IVAs allow debtors whose borrowing has become unsustainable to agree with their creditors to pay off a certain proportion of their debt while the rest is written off.
Recent insolvency figures have shown that their use has risen by 150 per cent in the last year ñ but this may be due to astute marketing as much as the debt problems, say some.
“In some cases bankruptcy is the most appropriate option but people aren’t generally encouraged to go bankrupt,” said Pat Boyden of accountants PricewaterhouseCoopers.
“But they are encouraged to go down the IVA route all day long on the television and radio, on the internet and in newspapers.

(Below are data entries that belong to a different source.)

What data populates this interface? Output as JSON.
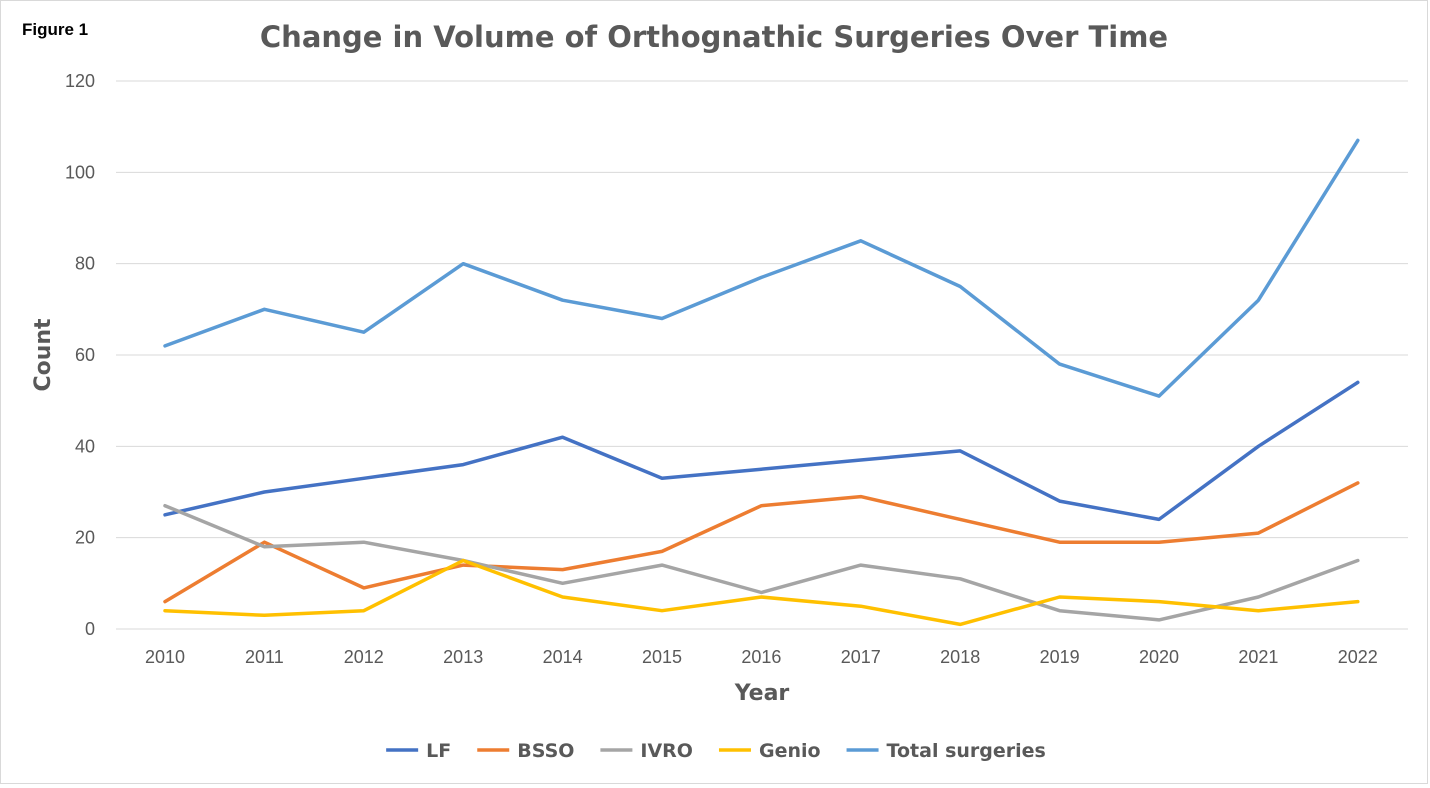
{
  "figure_label": "Figure 1",
  "chart_data": {
    "type": "line",
    "title": "Change in Volume of Orthognathic Surgeries Over Time",
    "xlabel": "Year",
    "ylabel": "Count",
    "ylim": [
      0,
      120
    ],
    "yticks": [
      0,
      20,
      40,
      60,
      80,
      100,
      120
    ],
    "grid": true,
    "legend_position": "bottom",
    "categories": [
      "2010",
      "2011",
      "2012",
      "2013",
      "2014",
      "2015",
      "2016",
      "2017",
      "2018",
      "2019",
      "2020",
      "2021",
      "2022"
    ],
    "series": [
      {
        "name": "LF",
        "color": "#4472c4",
        "values": [
          25,
          30,
          33,
          36,
          42,
          33,
          35,
          37,
          39,
          28,
          24,
          40,
          54
        ]
      },
      {
        "name": "BSSO",
        "color": "#ed7d31",
        "values": [
          6,
          19,
          9,
          14,
          13,
          17,
          27,
          29,
          24,
          19,
          19,
          21,
          32
        ]
      },
      {
        "name": "IVRO",
        "color": "#a5a5a5",
        "values": [
          27,
          18,
          19,
          15,
          10,
          14,
          8,
          14,
          11,
          4,
          2,
          7,
          15
        ]
      },
      {
        "name": "Genio",
        "color": "#ffc000",
        "values": [
          4,
          3,
          4,
          15,
          7,
          4,
          7,
          5,
          1,
          7,
          6,
          4,
          6
        ]
      },
      {
        "name": "Total surgeries",
        "color": "#5b9bd5",
        "values": [
          62,
          70,
          65,
          80,
          72,
          68,
          77,
          85,
          75,
          58,
          51,
          72,
          107
        ]
      }
    ]
  }
}
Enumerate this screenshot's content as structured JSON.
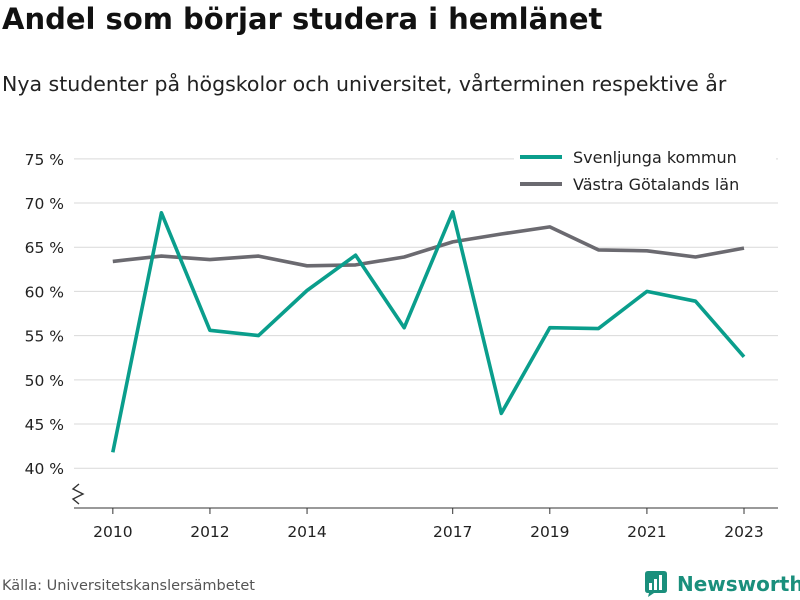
{
  "header": {
    "title": "Andel som börjar studera i hemlänet",
    "subtitle": "Nya studenter på högskolor och universitet, vårterminen respektive år"
  },
  "footer": {
    "source": "Källa: Universitetskanslersämbetet",
    "brand": "Newsworthy"
  },
  "colors": {
    "series_1": "#0a9e8c",
    "series_2": "#6b6a70",
    "grid": "#d9d9d9",
    "axis": "#333333",
    "brand": "#1a8f7c"
  },
  "icons": {
    "brand_logo": "bar-chart-logo-icon",
    "axis_break": "axis-break-zigzag-icon"
  },
  "chart_data": {
    "type": "line",
    "x": [
      2010,
      2011,
      2012,
      2013,
      2014,
      2015,
      2016,
      2017,
      2018,
      2019,
      2020,
      2021,
      2022,
      2023
    ],
    "x_tick_values": [
      2010,
      2012,
      2014,
      2017,
      2019,
      2021,
      2023
    ],
    "x_tick_labels": [
      "2010",
      "2012",
      "2014",
      "2017",
      "2019",
      "2021",
      "2023"
    ],
    "y_tick_values": [
      40,
      45,
      50,
      55,
      60,
      65,
      70,
      75
    ],
    "y_tick_labels": [
      "40 %",
      "45 %",
      "50 %",
      "55 %",
      "60 %",
      "65 %",
      "70 %",
      "75 %"
    ],
    "xlim": [
      2009.2,
      2023.7
    ],
    "ylim": [
      35.5,
      76
    ],
    "y_axis_break": true,
    "grid": true,
    "legend_position": "top-right",
    "series": [
      {
        "name": "Svenljunga kommun",
        "color": "#0a9e8c",
        "values": [
          41.8,
          68.9,
          55.6,
          55.0,
          60.1,
          64.1,
          55.9,
          69.0,
          46.2,
          55.9,
          55.8,
          60.0,
          58.9,
          52.6
        ]
      },
      {
        "name": "Västra Götalands län",
        "color": "#6b6a70",
        "values": [
          63.4,
          64.0,
          63.6,
          64.0,
          62.9,
          63.0,
          63.9,
          65.6,
          66.5,
          67.3,
          64.7,
          64.6,
          63.9,
          64.9
        ]
      }
    ]
  }
}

“The reason IVAs are so popular is because they are being extremely well marketed. There are tens of companies with hundreds of telephone sales staff encouraging people to consider them,” he told the Times.

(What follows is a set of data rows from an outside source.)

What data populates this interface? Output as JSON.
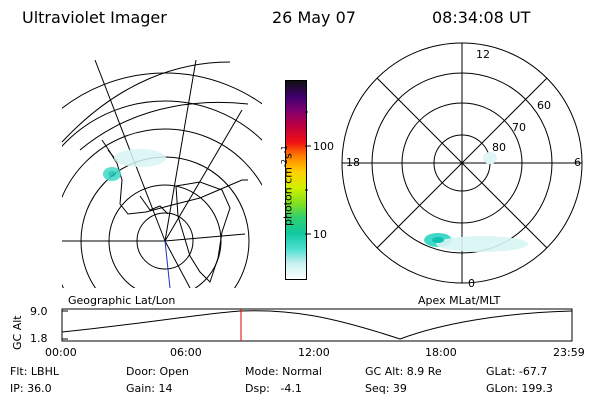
{
  "header": {
    "title": "Ultraviolet Imager",
    "date": "26 May 07",
    "time": "08:34:08 UT"
  },
  "colorbar": {
    "unit_label": "photon cm",
    "unit_sup1": "-2",
    "unit_mid": "s",
    "unit_sup2": "-1",
    "tick_labels": [
      "100",
      "10"
    ],
    "colors": [
      "#ffffff",
      "#c8f0f0",
      "#50e0d0",
      "#10c8a0",
      "#30d070",
      "#80e020",
      "#d0f000",
      "#ffd000",
      "#ff8000",
      "#f01010",
      "#c00040",
      "#800070",
      "#400070",
      "#101010"
    ]
  },
  "left_map": {
    "caption": "Geographic Lat/Lon"
  },
  "right_map": {
    "caption": "Apex MLat/MLT",
    "mlt_labels": {
      "top": "12",
      "left": "18",
      "right": "6",
      "bottom": "0"
    },
    "lat_labels": [
      "60",
      "70",
      "80"
    ]
  },
  "altitude_plot": {
    "axis_title": "GC Alt",
    "y_labels": [
      "9.0",
      "1.8"
    ],
    "x_labels": [
      "00:00",
      "06:00",
      "12:00",
      "18:00",
      "23:59"
    ],
    "marker_color": "#e00000"
  },
  "info": {
    "flt": "Flt: LBHL",
    "door": "Door: Open",
    "mode": "Mode: Normal",
    "gc_alt": "GC Alt: 8.9 Re",
    "glat": "GLat: -67.7",
    "ip": "IP: 36.0",
    "gain": "Gain: 14",
    "dsp": "Dsp:   -4.1",
    "seq": "Seq: 39",
    "glon": "GLon: 199.3"
  }
}
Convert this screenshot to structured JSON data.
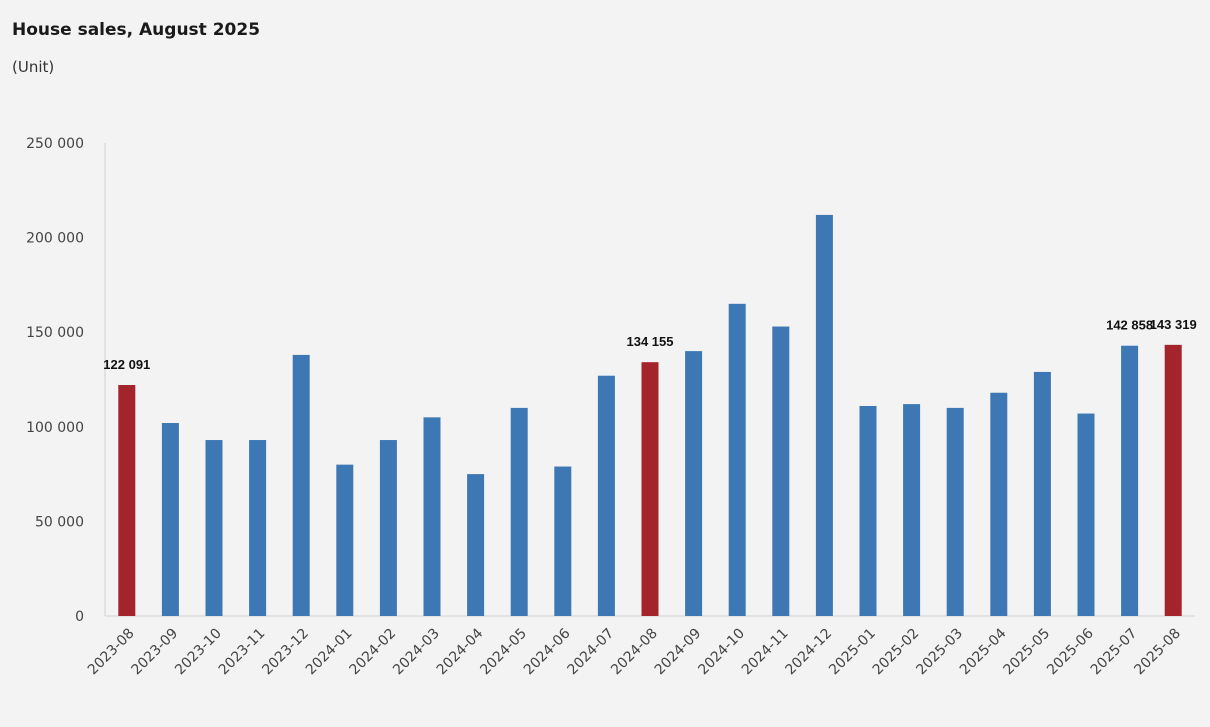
{
  "chart_data": {
    "type": "bar",
    "title": "House sales, August 2025",
    "unit": "(Unit)",
    "xlabel": "",
    "ylabel": "",
    "ylim": [
      0,
      250000
    ],
    "yticks": [
      0,
      50000,
      100000,
      150000,
      200000,
      250000
    ],
    "ytick_labels": [
      "0",
      "50 000",
      "100 000",
      "150 000",
      "200 000",
      "250 000"
    ],
    "grid": false,
    "legend": "none",
    "categories": [
      "2023-08",
      "2023-09",
      "2023-10",
      "2023-11",
      "2023-12",
      "2024-01",
      "2024-02",
      "2024-03",
      "2024-04",
      "2024-05",
      "2024-06",
      "2024-07",
      "2024-08",
      "2024-09",
      "2024-10",
      "2024-11",
      "2024-12",
      "2025-01",
      "2025-02",
      "2025-03",
      "2025-04",
      "2025-05",
      "2025-06",
      "2025-07",
      "2025-08"
    ],
    "values": [
      122091,
      102000,
      93000,
      93000,
      138000,
      80000,
      93000,
      105000,
      75000,
      110000,
      79000,
      127000,
      134155,
      140000,
      165000,
      153000,
      212000,
      111000,
      112000,
      110000,
      118000,
      129000,
      107000,
      142858,
      143319
    ],
    "highlighted": [
      "2023-08",
      "2024-08",
      "2025-08"
    ],
    "data_labels": [
      {
        "category": "2023-08",
        "text": "122 091"
      },
      {
        "category": "2024-08",
        "text": "134 155"
      },
      {
        "category": "2025-07",
        "text": "142 858"
      },
      {
        "category": "2025-08",
        "text": "143 319"
      }
    ],
    "colors": {
      "default": "#3d78b4",
      "highlight": "#a3242a",
      "axis": "#d0d0d0"
    }
  }
}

Others have warned that some companies are making extravagant claims for IVAs, such as the ability to write off all debt in 24 hours (no hyphen), that are unlikely be lived up to.
Nor are they the consequence free option that many claim, with anyone accepted for an IVA being refused the best rate on credit for some time, said Mike Gerrard of Grant Thornton.
“Whether you do go down the IVA or bankruptcy route your credit rating will be hammered and most reputable lenders will be wary of extending you credit for around five years,” he said.